Cet épisode de l'ère sarkozyste ne va pas laisser la droite indemne. Elle peut rester solidaire de ce discours, mais alors rien ne justifie de continuer à traiter le FN comme un parti de pestiférés. Mais si elle assume les valeurs qui l'ont tenue éloignée de ce parti, elle se doit de condamner le grave écart de route du discours de Grenoble de Nicolas Sarkozy, exigeant l'éviction de Brice Hortefeux et de Christian Estrosi. Villepin (toujours encarté à l'UMP, on ne sait jamais) a beau jeu de sortir le grand jeu (surtout avec le ralliement d'Amine-Benalia-Brouch lassé par l'humour "UMP"), comme Christine Boutin de menancer de claquer la porte (quel avantage matériel ou politique lui reste-t-il en restant rattachée à l'UMP depuis le scandale de cet été ?) mais la critique de Raffarin, plus nuancée, n'est pas anodine. Alain Juppé s'agite, et même Rachida Dati ose critiquer ces dérapages contrôlés : "le tournant pris dans le débat qui a suivi la proposition du président de la République concernant l'extension de la déchéance de la nationalité française, est regrettable." D'ici 2012, il va y avoir de la casse à droite.
La préoccupation sécuritaire a certainement été sous-évaluée par les socialistes auparavant, et les libéraux ne lui ont pas encore apporté de réponse claire. Le bilan de la droite au pouvoir n'en est pas pour autant meilleur. La situation continue à se dégrader rapidement dans notre pays. Alors que les citoyens sentent bien la pression sécuritaire peser sur eux au quotidien, des bandes de jeunes terrorisent des quartiers dits "sensibles" de plus en plus nombreux. Leur jeu : tendre des embuscades aux forces de police dans l'espoir d'en blesser plusieurs, voire de les tuer.
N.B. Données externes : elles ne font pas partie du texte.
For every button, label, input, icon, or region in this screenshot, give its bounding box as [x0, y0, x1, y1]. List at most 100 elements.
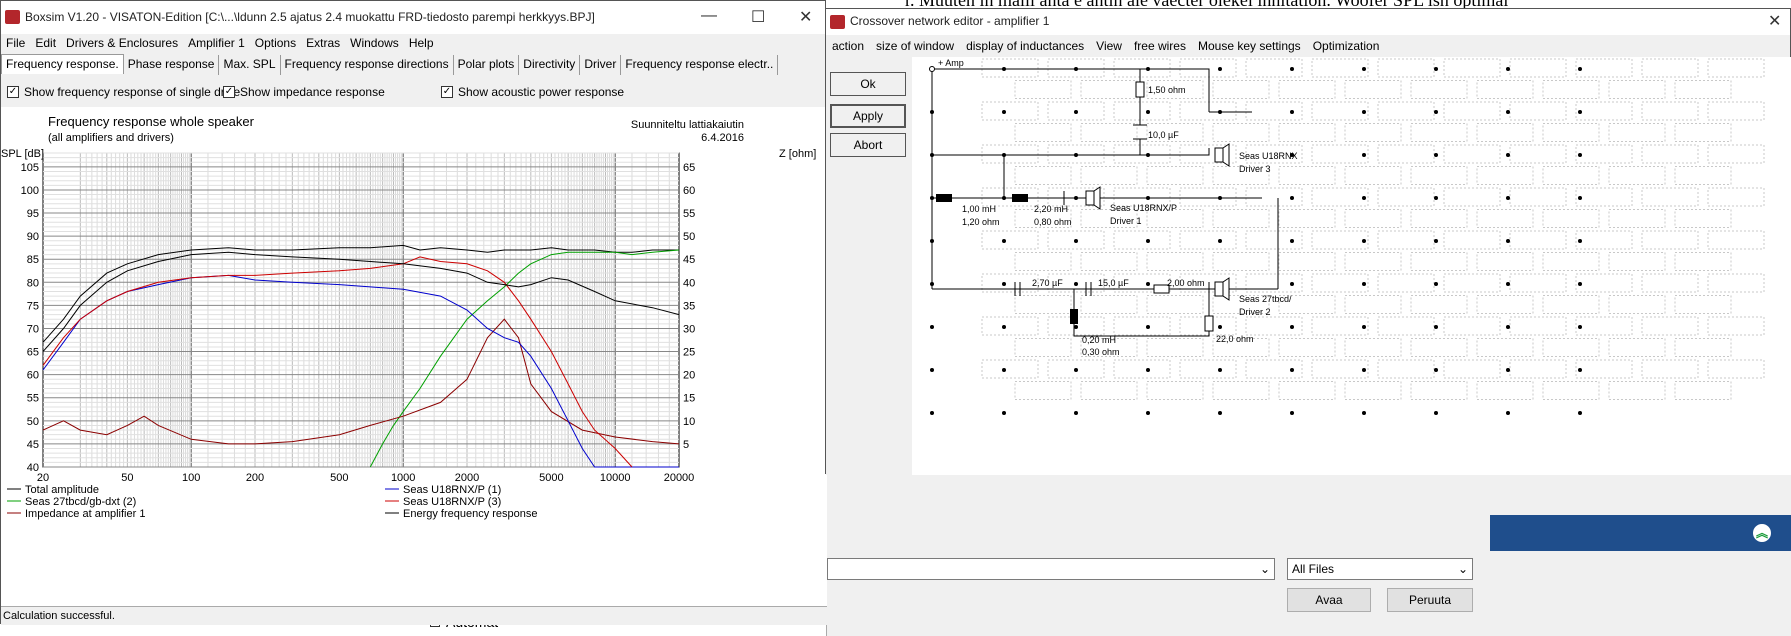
menu-action[interactable]: action	[826, 35, 870, 57]
menu-mouse-key-settings[interactable]: Mouse key settings	[1192, 35, 1307, 57]
close-icon[interactable]: ✕	[1768, 11, 1781, 31]
minimize-icon[interactable]: —	[701, 7, 717, 25]
placeholder-cell	[1080, 166, 1138, 185]
placeholder-cell	[1278, 166, 1336, 185]
placeholder-cell	[1542, 123, 1600, 142]
y2-tick-label: 20	[683, 370, 695, 382]
placeholder-cell	[1674, 209, 1732, 228]
placeholder-cell	[1509, 359, 1567, 379]
grid-node	[1434, 239, 1438, 243]
placeholder-cell	[1212, 209, 1270, 228]
menu-amplifier[interactable]: Amplifier 1	[183, 34, 250, 52]
placeholder-cell	[1212, 252, 1270, 271]
tab-polar-plots[interactable]: Polar plots	[453, 55, 520, 75]
menu-edit[interactable]: Edit	[30, 34, 61, 52]
checkbox-acoustic-power[interactable]: ✓ Show acoustic power response	[441, 85, 624, 99]
close-icon[interactable]: ✕	[799, 7, 812, 27]
grid-node	[1578, 196, 1582, 200]
l3-value: 0,20 mH	[1082, 335, 1116, 345]
placeholder-cell	[1179, 58, 1237, 78]
grid-node	[1146, 325, 1150, 329]
placeholder-cell	[1410, 381, 1468, 400]
placeholder-cell	[1674, 381, 1732, 400]
file-open-dialog: ⌄ All Files ⌄ Avaa Peruuta	[826, 470, 1490, 636]
menu-file[interactable]: File	[1, 34, 30, 52]
menu-extras[interactable]: Extras	[301, 34, 345, 52]
tab-driver[interactable]: Driver	[580, 55, 622, 75]
grid-node	[1362, 153, 1366, 157]
tab-directivity[interactable]: Directivity	[519, 55, 581, 75]
tab-frequency-response-directions[interactable]: Frequency response directions	[280, 55, 454, 75]
placeholder-cell	[1443, 58, 1501, 78]
placeholder-cell	[1476, 80, 1534, 99]
menu-help[interactable]: Help	[404, 34, 439, 52]
placeholder-cell	[1707, 187, 1765, 207]
y-tick-label: 95	[27, 208, 39, 220]
checkbox-single-drive[interactable]: ✓ Show frequency response of single drive	[7, 85, 240, 99]
chart-legend: Total amplitudeSeas 27tbcd/gb-dxt (2)Imp…	[7, 484, 538, 520]
tab-frequency-response[interactable]: Frequency response.	[1, 54, 124, 74]
schematic-components	[929, 66, 1230, 332]
placeholder-cell	[1344, 338, 1402, 357]
placeholder-cell	[1641, 187, 1699, 207]
cancel-button[interactable]: Peruuta	[1387, 588, 1473, 612]
grid-node	[1218, 325, 1222, 329]
c1-value: 10,0 µF	[1148, 130, 1179, 140]
placeholder-cell	[1146, 381, 1204, 400]
grid-node	[1146, 282, 1150, 286]
driver3-name: Seas U18RNX	[1239, 151, 1298, 161]
placeholder-cell	[1707, 58, 1765, 78]
open-button[interactable]: Avaa	[1287, 588, 1371, 612]
checkbox-impedance[interactable]: ✓ Show impedance response	[223, 85, 385, 99]
x-tick-label: 10000	[600, 472, 631, 484]
y-tick-label: 85	[27, 254, 39, 266]
legend-entry: Seas 27tbcd/gb-dxt (2)	[25, 496, 136, 508]
apply-button[interactable]: Apply	[830, 104, 906, 128]
menu-windows[interactable]: Windows	[345, 34, 404, 52]
menu-view[interactable]: View	[1090, 35, 1128, 57]
placeholder-cell	[1575, 101, 1633, 121]
menu-display-of-inductances[interactable]: display of inductances	[960, 35, 1090, 57]
grid-node	[1146, 239, 1150, 243]
placeholder-cell	[1476, 338, 1534, 357]
grid-node	[1290, 325, 1294, 329]
file-type-select[interactable]: All Files ⌄	[1287, 558, 1473, 580]
placeholder-cell	[1212, 381, 1270, 400]
grid-node	[1506, 325, 1510, 329]
y-tick-label: 100	[21, 185, 39, 197]
placeholder-cell	[1641, 230, 1699, 250]
placeholder-cell	[1542, 381, 1600, 400]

N'est-ce pas la manifestation la plus explicite du malaise profond de notre pays ? Mon analyse, c'est que nous trouvons les causes principales de ce mal dans l'assistanat généralisé, le discours de victimisation, l'inadaptation de l'école aux quartiers difficiles et le recul de l'Etat de droit.
Pour peu que ces voies soient efficaces( ce qui reste sujet à débat), augmenter la pression sécuritaire par l'ajout de caméras, la décentralisation et la réorganisation de la gestion des forces de police et d'autres mesures ne nous mènera nulle part si les racines du mal sont toujours là. Il nous revient d'engager sans tabou la réflexion globale autour de la chaine prévention - dissuasion - répression - réinsertion. Ségolène Royal l'avait bien compris dés 2007 lorsqu'elle parlait d'encadrement militaire de jeunes délinquants pour leur apprendre le sens de l'effort, le respect de l'autre et de soi. L'idée peut paraître saugrenue, mais des tests se sont révélés concluants dans d'autres pays. En attendant, la dérive xénophobe récente n'est pas seulement injuste et malsaine. Elle risque de compliquer la tâche des acteurs de cette chaine vitale pour l'avenir de notre société malade.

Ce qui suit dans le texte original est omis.